In the instant case titled Flat Buyers Association Winter Hills – 77, Gurgaon v. Umang Realtech Private Limited through IRP and Others the issue raised for clarification before the NCLAT was:

  1. Whether CIRP against a real estate firm should be confined to the project in question or if other projects of the aforementioned real estate company should also be included in the CIRP?


With regard to this issue, The NCLAT noted that if allottees, financial institutions/banks, or operational creditors of one project initiate CIRP against a real estate company (corporate debtor), it should be limited to only that particular project and should not affect any other projects of the same real estate company in other locations with different land owners, allottees, financial institutions, and operational creditors. So, according to the plan approved by the relevant government, CIRP should be on a project-by-project basis rather than maximising all of the real estate company's assets. The interim resolution professional of another project by the same real estate firm should not accept a claim from allottees, financial institutions/banks, or operational creditors of a real estate project as a result.


The NCLAT further noted that allottees (unsecured financial creditors) for whom the project has been approved, as opposed to secured creditors such as financial institutions/banks, cannot be given preference in receiving the asset (a flat or apartment). The provision of the allottees' flat or apartment is required to satiate their entitlements. The NCLAT remarked that typically, banks, financial institutions, and NBFCs would not want to accept the flats or apartments in exchange for the cash they have disbursed. The assets of the corporate debtor, however, are subject to the claims of the unsecured creditors. The NCLAT was of the opinion that real estate infrastructure companies could follow a project-specific CIRP process in the interest of allottees, the survival of such companies, and to ensure the completion of projects that provide employment to a significant number of unorganised workmen where it is very difficult to follow the normal course of CIRP.

The NCLAT ruled that CIRP should only be applied to one project by a real estate business, in accordance with the plan authorised by the appropriate authority, and not to any of its other projects for which independent plans have been authorised. As a result, the CIRP with respect to the Project cannot be combined with other Respondent projects, nor can the assets of those other projects be realised.
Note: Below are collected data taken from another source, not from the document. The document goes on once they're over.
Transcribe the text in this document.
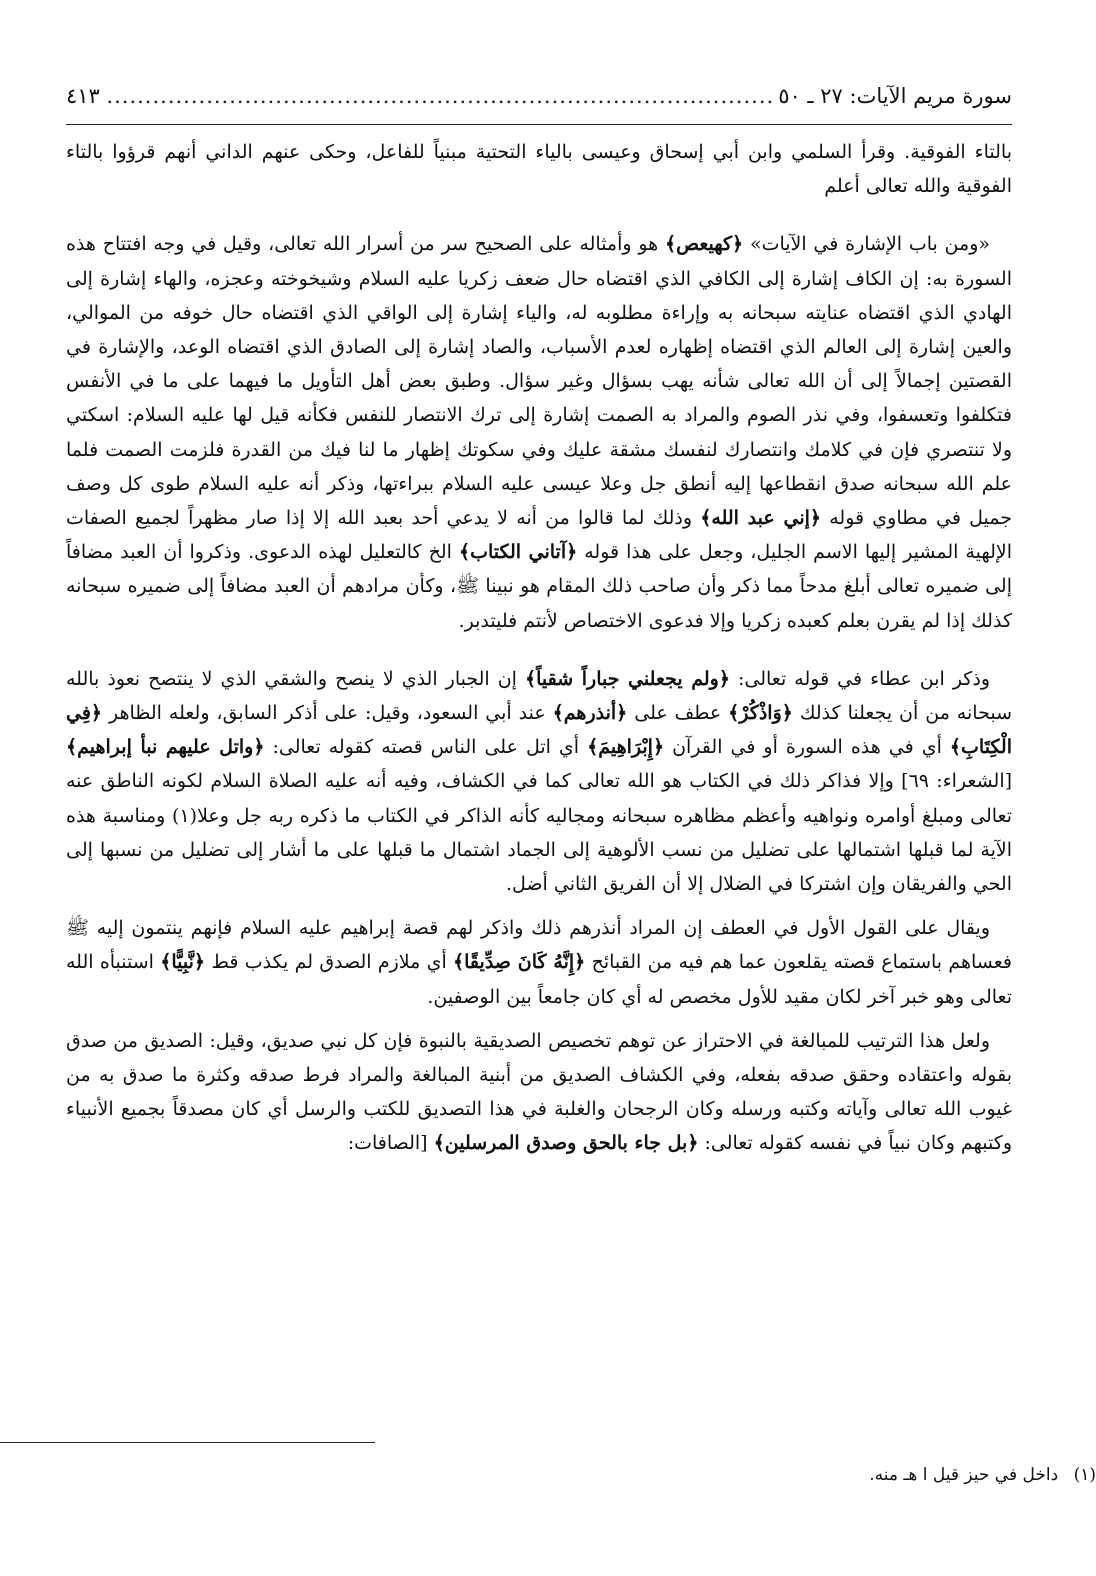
سورة مريم الآيات: ٢٧ ـ ٥٠
.....
٤١٣

بالتاء الفوقية. وقرأ السلمي وابن أبي إسحاق وعيسى بالياء التحتية مبنياً للفاعل، وحكى عنهم الداني أنهم قرؤوا بالتاء الفوقية والله تعالى أعلم

«ومن باب الإشارة في الآيات» ﴿كهيعص﴾ هو وأمثاله على الصحيح سر من أسرار الله تعالى، وقيل في وجه افتتاح هذه السورة به: إن الكاف إشارة إلى الكافي الذي اقتضاه حال ضعف زكريا عليه السلام وشيخوخته وعجزه، والهاء إشارة إلى الهادي الذي اقتضاه عنايته سبحانه به وإراءة مطلوبه له، والياء إشارة إلى الواقي الذي اقتضاه حال خوفه من الموالي، والعين إشارة إلى العالم الذي اقتضاه إظهاره لعدم الأسباب، والصاد إشارة إلى الصادق الذي اقتضاه الوعد، والإشارة في القصتين إجمالاً إلى أن الله تعالى شأنه يهب بسؤال وغير سؤال. وطبق بعض أهل التأويل ما فيهما على ما في الأنفس فتكلفوا وتعسفوا، وفي نذر الصوم والمراد به الصمت إشارة إلى ترك الانتصار للنفس فكأنه قيل لها عليه السلام: اسكتي ولا تنتصري فإن في كلامك وانتصارك لنفسك مشقة عليك وفي سكوتك إظهار ما لنا فيك من القدرة فلزمت الصمت فلما علم الله سبحانه صدق انقطاعها إليه أنطق جل وعلا عيسى عليه السلام ببراءتها، وذكر أنه عليه السلام طوى كل وصف جميل في مطاوي قوله ﴿إني عبد الله﴾ وذلك لما قالوا من أنه لا يدعي أحد بعبد الله إلا إذا صار مظهراً لجميع الصفات الإلهية المشير إليها الاسم الجليل، وجعل على هذا قوله ﴿آتاني الكتاب﴾ الخ كالتعليل لهذه الدعوى. وذكروا أن العبد مضافاً إلى ضميره تعالى أبلغ مدحاً مما ذكر وأن صاحب ذلك المقام هو نبينا ﷺ، وكأن مرادهم أن العبد مضافاً إلى ضميره سبحانه كذلك إذا لم يقرن بعلم كعبده زكريا وإلا فدعوى الاختصاص لأنتم فليتدبر.

وذكر ابن عطاء في قوله تعالى: ﴿ولم يجعلني جباراً شقياً﴾ إن الجبار الذي لا ينصح والشقي الذي لا ينتصح نعوذ بالله سبحانه من أن يجعلنا كذلك ﴿وَاذْكُرْ﴾ عطف على ﴿أنذرهم﴾ عند أبي السعود، وقيل: على أذكر السابق، ولعله الظاهر ﴿فِي الْكِتَابِ﴾ أي في هذه السورة أو في القرآن ﴿إِبْرَاهِيمَ﴾ أي اتل على الناس قصته كقوله تعالى: ﴿واتل عليهم نبأ إبراهيم﴾ [الشعراء: ٦٩] وإلا فذاكر ذلك في الكتاب هو الله تعالى كما في الكشاف، وفيه أنه عليه الصلاة السلام لكونه الناطق عنه تعالى ومبلغ أوامره ونواهيه وأعظم مظاهره سبحانه ومجاليه كأنه الذاكر في الكتاب ما ذكره ربه جل وعلا(١) ومناسبة هذه الآية لما قبلها اشتمالها على تضليل من نسب الألوهية إلى الجماد اشتمال ما قبلها على ما أشار إلى تضليل من نسبها إلى الحي والفريقان وإن اشتركا في الضلال إلا أن الفريق الثاني أضل.

ويقال على القول الأول في العطف إن المراد أنذرهم ذلك واذكر لهم قصة إبراهيم عليه السلام فإنهم ينتمون إليه ﷺ فعساهم باستماع قصته يقلعون عما هم فيه من القبائح ﴿إِنَّهُ كَانَ صِدِّيقًا﴾ أي ملازم الصدق لم يكذب قط ﴿نَّبِيًّا﴾ استنبأه الله تعالى وهو خبر آخر لكان مقيد للأول مخصص له أي كان جامعاً بين الوصفين.

ولعل هذا الترتيب للمبالغة في الاحتراز عن توهم تخصيص الصديقية بالنبوة فإن كل نبي صديق، وقيل: الصديق من صدق بقوله واعتقاده وحقق صدقه بفعله، وفي الكشاف الصديق من أبنية المبالغة والمراد فرط صدقه وكثرة ما صدق به من غيوب الله تعالى وآياته وكتبه ورسله وكان الرجحان والغلبة في هذا التصديق للكتب والرسل أي كان مصدقاً بجميع الأنبياء وكتبهم وكان نبياً في نفسه كقوله تعالى: ﴿بل جاء بالحق وصدق المرسلين﴾ [الصافات:

(١) داخل في حيز قيل ا هـ منه.
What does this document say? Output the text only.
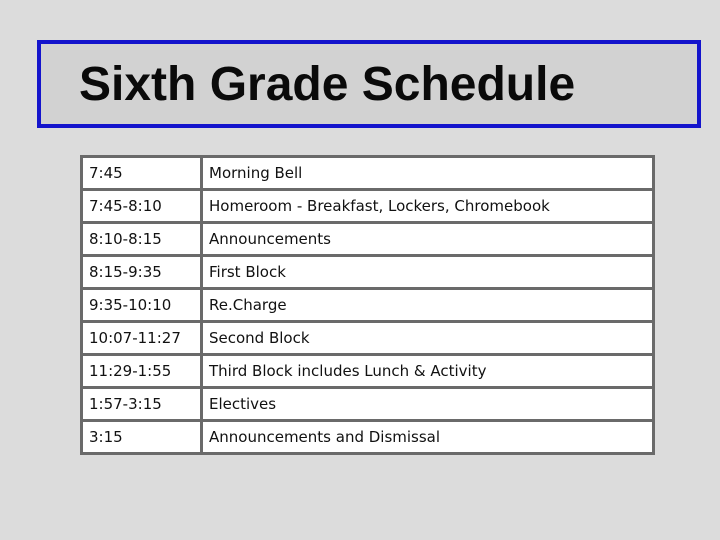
Sixth Grade Schedule
7:45	Morning Bell
7:45-8:10	Homeroom - Breakfast, Lockers, Chromebook
8:10-8:15	Announcements
8:15-9:35	First Block
9:35-10:10	Re.Charge
10:07-11:27	Second Block
11:29-1:55	Third Block includes Lunch & Activity
1:57-3:15	Electives
3:15	Announcements and Dismissal
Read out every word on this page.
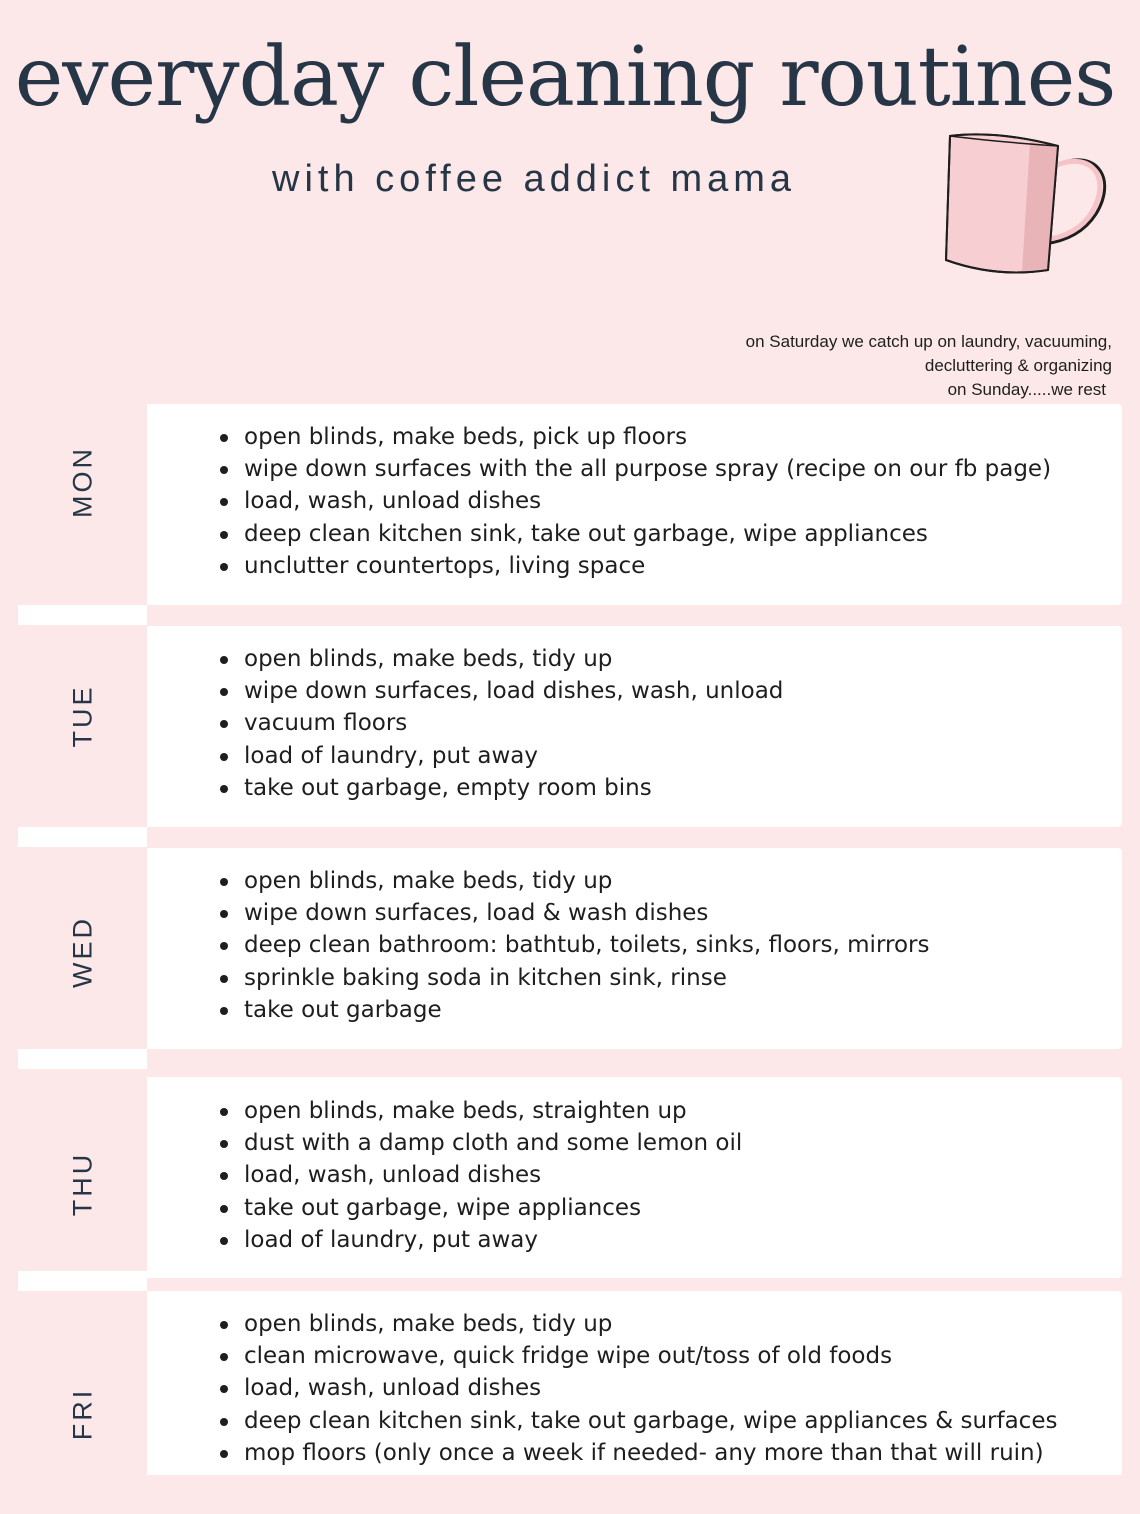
everyday cleaning routines
with coffee addict mama
on Saturday we catch up on laundry, vacuuming,
decluttering & organizing
on Sunday.....we rest
MON
open blinds, make beds, pick up floors
wipe down surfaces with the all purpose spray (recipe on our fb page)
load, wash, unload dishes
deep clean kitchen sink, take out garbage, wipe appliances
unclutter countertops, living space
TUE
open blinds, make beds, tidy up
wipe down surfaces, load dishes, wash, unload
vacuum floors
load of laundry, put away
take out garbage, empty room bins
WED
open blinds, make beds, tidy up
wipe down surfaces, load & wash dishes
deep clean bathroom: bathtub, toilets, sinks, floors, mirrors
sprinkle baking soda in kitchen sink, rinse
take out garbage
THU
open blinds, make beds, straighten up
dust with a damp cloth and some lemon oil
load, wash, unload dishes
take out garbage, wipe appliances
load of laundry, put away
FRI
open blinds, make beds, tidy up
clean microwave, quick fridge wipe out/toss of old foods
load, wash, unload dishes
deep clean kitchen sink, take out garbage, wipe appliances & surfaces
mop floors (only once a week if needed- any more than that will ruin)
With the aforementioned observations and instructions, the appeal was rejected.


The NCLAT categorically stated that, 

“a defaulting allottee who has knocked on the door of the court is a speculative investor and not a person who is genuinely interested in purchasing a flat/apartment and hence when the real estate market is falling, the allottee does not want to go ahead with his obligation to take possession of the flat/apartment but wants to jump ship and get a refund of the monies paid by him by adopting coercive measures.”